Compensation for SandRidge executives is likely structured to reward capital efficiency, cash generation and reserve economics rather than pure production growth, given the company’s stated return‑of‑capital focus and use of NOL carryforwards to maximize cash flow. Pay plans will probably emphasize metrics tied to realized commodity prices, EBITDA/cash flow from operations, per‑well economics (IRR, FCF per well), reserves replacement and PV‑10 or SEC proved reserve measures (DD&A and depletion rose materially post‑Cherokee). Safety/HSE performance and operating costs (LOE per Boe) are also logical short‑term targets given the firm’s field control and active HSE programs; longer‑term incentives may be tied to successful M&A execution and avoiding ceiling‑test impairments. The Board’s capital‑allocation stance (maintaining dividends, opportunistic buybacks) creates potential overlap between executive pay outcomes and shareholder distributions, so bonus formulas may reference dividend sustainability and leverage metrics (the company currently has no debt).

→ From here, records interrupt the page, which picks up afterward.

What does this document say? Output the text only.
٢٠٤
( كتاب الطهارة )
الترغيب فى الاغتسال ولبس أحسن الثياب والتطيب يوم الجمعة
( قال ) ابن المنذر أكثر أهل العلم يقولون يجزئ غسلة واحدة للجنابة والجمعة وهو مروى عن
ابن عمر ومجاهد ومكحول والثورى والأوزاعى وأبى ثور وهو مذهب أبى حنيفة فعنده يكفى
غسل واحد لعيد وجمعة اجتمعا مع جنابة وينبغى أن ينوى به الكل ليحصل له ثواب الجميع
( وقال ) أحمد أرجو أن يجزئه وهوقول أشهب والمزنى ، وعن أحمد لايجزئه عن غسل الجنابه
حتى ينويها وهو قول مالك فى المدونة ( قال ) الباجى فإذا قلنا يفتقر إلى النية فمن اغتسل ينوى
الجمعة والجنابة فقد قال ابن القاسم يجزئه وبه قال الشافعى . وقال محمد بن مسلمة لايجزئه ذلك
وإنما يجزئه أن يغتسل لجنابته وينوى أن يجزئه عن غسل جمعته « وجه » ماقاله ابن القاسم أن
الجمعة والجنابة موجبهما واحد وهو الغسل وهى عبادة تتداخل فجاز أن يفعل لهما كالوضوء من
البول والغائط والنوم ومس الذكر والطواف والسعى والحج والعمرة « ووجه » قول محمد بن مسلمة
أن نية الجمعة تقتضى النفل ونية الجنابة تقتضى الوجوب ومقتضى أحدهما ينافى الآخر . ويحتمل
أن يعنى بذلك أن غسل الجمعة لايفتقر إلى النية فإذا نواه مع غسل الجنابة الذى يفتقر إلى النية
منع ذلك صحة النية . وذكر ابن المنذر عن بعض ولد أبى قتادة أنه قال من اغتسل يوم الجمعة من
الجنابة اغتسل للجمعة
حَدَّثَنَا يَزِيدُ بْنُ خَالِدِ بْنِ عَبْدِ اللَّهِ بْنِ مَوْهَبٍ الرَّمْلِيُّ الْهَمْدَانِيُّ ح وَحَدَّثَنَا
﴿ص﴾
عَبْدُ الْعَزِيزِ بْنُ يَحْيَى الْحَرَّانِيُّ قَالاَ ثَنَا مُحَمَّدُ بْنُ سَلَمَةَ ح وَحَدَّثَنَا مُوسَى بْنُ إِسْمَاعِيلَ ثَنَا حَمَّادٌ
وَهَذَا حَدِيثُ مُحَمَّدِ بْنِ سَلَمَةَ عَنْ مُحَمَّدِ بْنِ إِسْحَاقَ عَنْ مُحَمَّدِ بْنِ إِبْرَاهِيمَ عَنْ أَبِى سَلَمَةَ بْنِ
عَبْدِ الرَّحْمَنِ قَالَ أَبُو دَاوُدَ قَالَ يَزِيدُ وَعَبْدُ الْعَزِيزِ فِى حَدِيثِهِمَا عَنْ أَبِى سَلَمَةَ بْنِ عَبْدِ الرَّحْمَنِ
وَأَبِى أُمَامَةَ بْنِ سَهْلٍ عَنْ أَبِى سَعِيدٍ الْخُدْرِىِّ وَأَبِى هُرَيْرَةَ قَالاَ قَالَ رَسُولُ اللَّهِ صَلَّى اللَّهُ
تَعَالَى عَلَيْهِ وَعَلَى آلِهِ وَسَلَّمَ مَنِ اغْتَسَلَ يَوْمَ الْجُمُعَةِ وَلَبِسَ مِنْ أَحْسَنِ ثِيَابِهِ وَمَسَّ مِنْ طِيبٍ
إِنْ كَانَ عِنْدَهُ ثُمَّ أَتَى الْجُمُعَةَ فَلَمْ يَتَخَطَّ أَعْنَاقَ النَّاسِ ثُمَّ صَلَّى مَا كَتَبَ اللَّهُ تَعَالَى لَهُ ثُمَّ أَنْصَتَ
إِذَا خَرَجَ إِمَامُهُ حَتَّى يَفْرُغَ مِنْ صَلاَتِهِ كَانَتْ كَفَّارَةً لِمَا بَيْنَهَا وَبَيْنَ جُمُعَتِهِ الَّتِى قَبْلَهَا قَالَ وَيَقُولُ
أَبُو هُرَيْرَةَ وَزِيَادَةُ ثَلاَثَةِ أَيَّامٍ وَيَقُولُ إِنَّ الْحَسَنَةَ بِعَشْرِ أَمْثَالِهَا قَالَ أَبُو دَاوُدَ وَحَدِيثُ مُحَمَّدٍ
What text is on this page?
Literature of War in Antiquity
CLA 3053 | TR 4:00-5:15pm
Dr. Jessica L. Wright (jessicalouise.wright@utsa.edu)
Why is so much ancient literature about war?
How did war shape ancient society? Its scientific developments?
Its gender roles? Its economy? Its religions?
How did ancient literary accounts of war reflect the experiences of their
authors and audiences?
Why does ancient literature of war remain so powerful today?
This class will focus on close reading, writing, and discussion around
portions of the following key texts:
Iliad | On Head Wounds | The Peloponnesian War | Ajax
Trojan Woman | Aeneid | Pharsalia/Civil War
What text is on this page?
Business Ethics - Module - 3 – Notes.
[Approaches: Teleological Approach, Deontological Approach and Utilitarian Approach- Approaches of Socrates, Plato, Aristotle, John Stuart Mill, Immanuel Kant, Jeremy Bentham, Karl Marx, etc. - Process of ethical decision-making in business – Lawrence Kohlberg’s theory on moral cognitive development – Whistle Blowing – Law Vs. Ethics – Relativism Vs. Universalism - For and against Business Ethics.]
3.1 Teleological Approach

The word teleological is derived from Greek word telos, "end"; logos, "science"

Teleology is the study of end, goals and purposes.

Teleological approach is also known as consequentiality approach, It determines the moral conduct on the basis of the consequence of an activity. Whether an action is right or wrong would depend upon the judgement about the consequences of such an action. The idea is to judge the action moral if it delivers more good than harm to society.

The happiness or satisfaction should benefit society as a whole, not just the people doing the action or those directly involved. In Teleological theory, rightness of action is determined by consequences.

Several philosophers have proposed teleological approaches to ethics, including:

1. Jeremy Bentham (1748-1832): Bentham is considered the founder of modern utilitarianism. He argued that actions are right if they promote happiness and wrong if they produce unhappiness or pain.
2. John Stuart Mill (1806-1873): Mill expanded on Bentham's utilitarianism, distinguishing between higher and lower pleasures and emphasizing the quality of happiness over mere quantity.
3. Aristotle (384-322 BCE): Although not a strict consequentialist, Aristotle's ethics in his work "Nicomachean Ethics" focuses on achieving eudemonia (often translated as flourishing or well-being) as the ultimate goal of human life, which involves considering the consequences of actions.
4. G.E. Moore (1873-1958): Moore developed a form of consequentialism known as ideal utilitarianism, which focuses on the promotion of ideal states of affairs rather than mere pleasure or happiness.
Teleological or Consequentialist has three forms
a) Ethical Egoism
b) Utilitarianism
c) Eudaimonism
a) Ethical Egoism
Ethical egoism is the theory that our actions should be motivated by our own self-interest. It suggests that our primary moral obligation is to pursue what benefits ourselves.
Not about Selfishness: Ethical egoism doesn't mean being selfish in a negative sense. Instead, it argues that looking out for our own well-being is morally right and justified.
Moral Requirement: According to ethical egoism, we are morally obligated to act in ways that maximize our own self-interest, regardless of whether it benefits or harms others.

Insider activity at SandRidge is likely to cluster around events that materially change cash flow or reserve outlooks: earnings/reserve disclosures, the close or integration of acquisitions (e.g., Cherokee), dividend declarations or buyback announcements, and any indication of full‑cost ceiling impairments. With a high NGL mix, commodity price swings (and derivative hedge settlements that can cap or offset upside) will drive short‑term stock moves that insiders may respond to; expect increased scrutiny of trades around large commodity‑driven revenue swings and tax/valuation allowance events (the company recorded a $22.2M tax benefit in 2024). Regulatory developments (Oklahoma disposal/seismic rules, EPA methane/WOTUS changes) and permitting news can also be catalysts for insider buys/sells; standard Section 16 reporting, quiet‑periods around earnings/reserve releases, and the use of 10b5‑1 plans should be monitored to distinguish opportunistic sales from pre‑planned diversification.